How does a virtual office work?
At its core, a virtual office works by providing businesses with an address they can use as their official registered business address. This is often located in a desirable and sought-after area, such as expensive neighbourhoods in the centre of London, or London’s financial district.
Once businesses have their virtual address set up, they can also organise mail forwarding, telephone answering services, and access the provider’s meeting rooms on a quota basis.
Is virtual office legal in UK?
Yes! There’s no legal obligation for you to work from your registered business address, so creating a virtual office address is perfectly within the law.
What are some disadvantages of a virtual office?

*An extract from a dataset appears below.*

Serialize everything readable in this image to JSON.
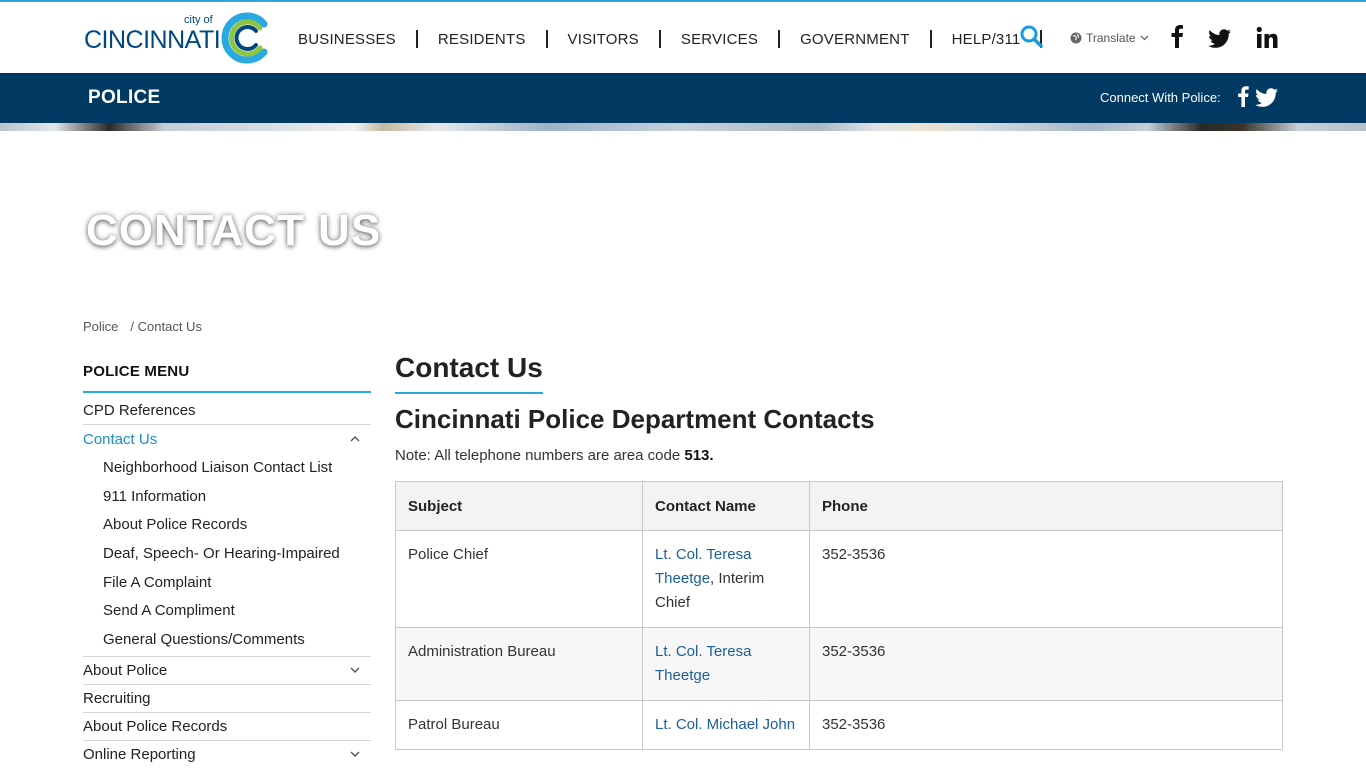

If you’re running a business that requires frequent in-person meetings, having a virtual office might not be the best option for your company. As you’re only allotted limited use of meeting rooms, you may find it restrictive when it comes to arranging meetings with clients and colleagues.
Who uses virtual offices?
Virtual offices are common in the tech industry, but are also popular amongst sole traders, freelancers, entrepreneurs, and single-person businesses.